Fine. Believe what you want. I still have stuff to read and listen from the last few weeks blog posts, episodes and even whole slack channels to subscribe to. I bet if I go ahead with those too, I will find even more common points. But let’s go on.
To keep you engaged and closer to those events we talked about, during the BoF sessions at Autocon3, I sat in a discussion for data models, which in fact proved how a lot of us have totally different backgrounds, affecting our perspective. How we interact with other people we meet along the way can certainly enhance our perspective and perhaps we can offer the same thing back to them, leading to exciting and inspiring origin stories. Separating people from the networking space into ‘us‘ and ‘them‘ (progressive/traditional, you pick who is who) is a delusional stance that comes from a social defense mechanism. It doesn’t help anyone, it’s not based on reality and it can only give everyone grief, unless you take a really long and hard look and try to approach everyone as a person.
– So Peace and Flowers all around then? And if that doesn’t work?
Then, to use another popular cultural reference, ‘I choose violence’! If you need to go to ‘war‘, if you really can’t avoid conflict, then it is what it is! Size it all up, gather your courage, pack your gear and head out for it. But remember these three things:
- In a ‘war‘, in a conflict situation, there are always casualties.
- It’s easy to picture what you stand to gain from the conflict, but you don’t always expect what you may loose in it.
- It’s possible you may find yourself in a more difficult position after the conflict and may have to spend a lot more time, resources and good will to get back to where you were.

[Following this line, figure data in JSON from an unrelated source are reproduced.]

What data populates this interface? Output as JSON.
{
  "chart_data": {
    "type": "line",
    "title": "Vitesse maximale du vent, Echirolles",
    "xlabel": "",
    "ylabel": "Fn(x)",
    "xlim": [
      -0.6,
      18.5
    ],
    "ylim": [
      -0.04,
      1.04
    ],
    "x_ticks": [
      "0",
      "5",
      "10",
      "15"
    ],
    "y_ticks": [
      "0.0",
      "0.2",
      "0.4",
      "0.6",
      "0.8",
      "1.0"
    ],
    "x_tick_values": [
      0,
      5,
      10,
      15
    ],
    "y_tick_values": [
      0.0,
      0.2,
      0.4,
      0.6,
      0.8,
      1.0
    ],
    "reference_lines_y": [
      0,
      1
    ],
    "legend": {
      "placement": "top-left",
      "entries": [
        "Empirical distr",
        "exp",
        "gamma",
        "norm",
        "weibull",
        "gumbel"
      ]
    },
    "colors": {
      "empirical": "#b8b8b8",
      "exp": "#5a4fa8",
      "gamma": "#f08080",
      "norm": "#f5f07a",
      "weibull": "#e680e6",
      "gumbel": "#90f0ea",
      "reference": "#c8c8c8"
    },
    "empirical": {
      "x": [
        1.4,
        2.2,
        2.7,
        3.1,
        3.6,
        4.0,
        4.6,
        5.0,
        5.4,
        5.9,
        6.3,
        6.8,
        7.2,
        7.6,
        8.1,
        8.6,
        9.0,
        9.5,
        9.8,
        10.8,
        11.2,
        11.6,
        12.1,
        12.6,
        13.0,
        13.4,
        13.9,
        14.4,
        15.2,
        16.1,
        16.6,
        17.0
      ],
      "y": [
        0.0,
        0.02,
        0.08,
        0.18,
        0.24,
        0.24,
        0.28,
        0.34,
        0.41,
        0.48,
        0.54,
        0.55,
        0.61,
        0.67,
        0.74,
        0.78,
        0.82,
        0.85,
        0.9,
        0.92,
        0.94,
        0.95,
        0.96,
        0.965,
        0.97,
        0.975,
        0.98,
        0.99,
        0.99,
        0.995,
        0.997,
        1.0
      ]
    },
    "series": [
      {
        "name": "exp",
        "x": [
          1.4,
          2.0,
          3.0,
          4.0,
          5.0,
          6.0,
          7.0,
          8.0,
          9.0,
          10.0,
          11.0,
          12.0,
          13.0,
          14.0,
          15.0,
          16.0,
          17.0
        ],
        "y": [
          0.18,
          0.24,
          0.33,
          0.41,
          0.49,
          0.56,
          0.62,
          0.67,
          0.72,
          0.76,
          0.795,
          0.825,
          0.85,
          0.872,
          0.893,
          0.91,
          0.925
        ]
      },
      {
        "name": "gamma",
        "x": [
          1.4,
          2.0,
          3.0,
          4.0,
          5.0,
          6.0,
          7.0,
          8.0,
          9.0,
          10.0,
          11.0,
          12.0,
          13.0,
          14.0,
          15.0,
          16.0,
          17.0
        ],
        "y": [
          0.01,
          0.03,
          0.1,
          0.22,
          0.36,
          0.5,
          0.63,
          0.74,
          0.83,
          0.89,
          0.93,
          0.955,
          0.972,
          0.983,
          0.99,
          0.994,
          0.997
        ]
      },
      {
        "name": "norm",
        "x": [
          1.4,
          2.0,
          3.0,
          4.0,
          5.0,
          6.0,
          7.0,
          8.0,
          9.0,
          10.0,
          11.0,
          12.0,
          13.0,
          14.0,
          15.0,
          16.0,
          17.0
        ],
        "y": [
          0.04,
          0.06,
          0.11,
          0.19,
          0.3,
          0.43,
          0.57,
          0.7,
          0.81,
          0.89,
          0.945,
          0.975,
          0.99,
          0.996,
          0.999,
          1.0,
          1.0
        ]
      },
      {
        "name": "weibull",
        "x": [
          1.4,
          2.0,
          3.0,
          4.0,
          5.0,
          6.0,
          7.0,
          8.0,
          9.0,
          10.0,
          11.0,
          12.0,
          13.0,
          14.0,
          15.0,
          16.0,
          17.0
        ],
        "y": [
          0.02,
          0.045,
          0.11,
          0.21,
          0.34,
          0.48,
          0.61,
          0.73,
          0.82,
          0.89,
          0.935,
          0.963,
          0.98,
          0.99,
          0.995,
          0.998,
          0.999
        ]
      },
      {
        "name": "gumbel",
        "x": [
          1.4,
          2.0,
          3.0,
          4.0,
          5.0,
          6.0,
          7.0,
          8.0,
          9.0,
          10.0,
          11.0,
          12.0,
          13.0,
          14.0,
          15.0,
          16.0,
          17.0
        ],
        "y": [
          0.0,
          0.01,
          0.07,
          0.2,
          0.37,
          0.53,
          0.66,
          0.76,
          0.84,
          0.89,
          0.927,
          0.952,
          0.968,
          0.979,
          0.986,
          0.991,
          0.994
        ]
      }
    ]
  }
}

– Spoken like a true old-timer..
Like I said, wisdom doesn’t come with age. All we learn, if we are lucky, is to exercise “All things in moderation, including moderation” (Socrates).
I have to leave you now, as I am preparing for a presentation on how to migrate from Nagios to Grafana with Prometheus for Service Level Monitoring, first thing in the morning..
– You have to prepare for a presentation in the morning? So why are you here talking to me?
Stress-relief my friend. Stress-relief.